# Derive Amortization formula

Let the principal be $p$, the monthly interest rate be $r$, and the number of payments be $n$. Payments are assumed monthly. Hence, for a 30-year mortgage, the number of periods is 360.
Note that if the yearly interest rate is $r_y$, then the monthly interest rate is $r = e^{{1\over12}log\left(1+r_y\right)}$.

## Amortization

We first want to determine how much the monthly payment, $A$, is going to be.

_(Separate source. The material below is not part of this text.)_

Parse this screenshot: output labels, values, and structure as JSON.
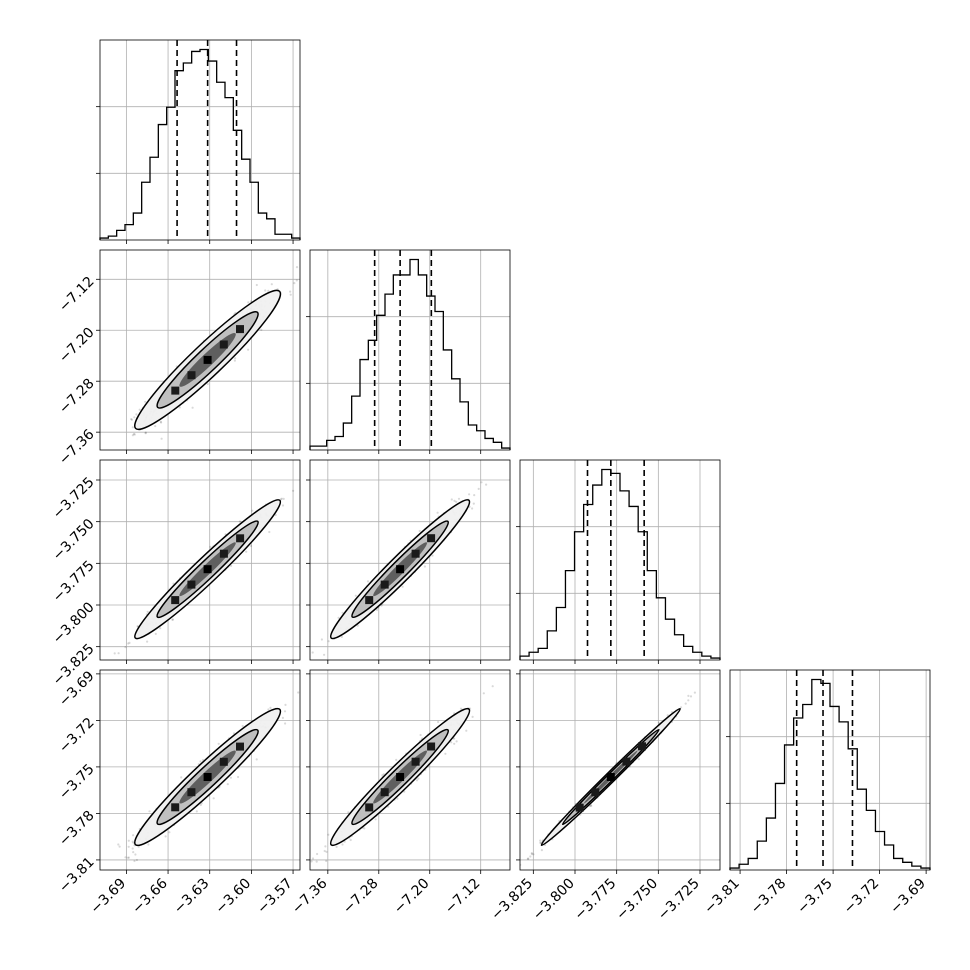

Let $p_m$ be the principal amount remaining after $m$ payments (i.e., $m$ periods).
$$ \eqalign{
p_0 &= P\cr
p_1 &= p_0\left(1+r\right) - A = P\left(1+r\right) - A \cr
p_2 &= p_1\left(1+r\right) - A = P\left(1+r\right)^2 - A\left(1+r\right) - A \cr
p_3 &= p_2\left(1+r\right) - A = P\left(1+r\right)^3 - A\left(1+r\right)^2 - A\left(1+r\right) - A \cr
}$$
and generally,
$$p_m = P\left(1+r\right)^m - A\sum_{k=0}^{m-1}\left(1+r\right)^k = P\left(1+r\right)^m - A{\left(1+r\right)^m-1\over r}\tag{1}$$
To find $A$, we use the fact that since we have $n$ payments, the $\left(n+1\right)^{th}$ payment is 0, or
$$p_n = P(1+r)^n - A\left({\left(1+r\right)^n-1\over r}\right) = 0,$$
and therefore,
$$A = P\left[{r\left(1+r\right)^n\over \left(1+r\right)^n-1}\right]\tag{2}$$
Now, substituting equation (2) in equation (1) yields,
$$ p_m = P\left(1+r\right)^m - P\left[{r\left(1+r\right)^n\over \left(1+r\right)^n-1}\right] \left[ {\left(1+r\right)^m-1\over r}\right]
= P\left[ { \left(1+r\right)^n- \left(1+r\right)^m \over\left(1+r\right)^n- 1 } \right],$$
and simplifying we get
$$p_m = P\left[ 1- {\left(1+r\right)^m- 1 \over\left(1+r\right)^n- 1 } \right].\tag{3}$$
Note that the interest accumulated in the $m^{th}$ period (and, consequently, the interest portion of the $m^{th}$ payment) is $$I_m = r p_{m-1}, \tag{4}$$ which is the tax-deductible portion.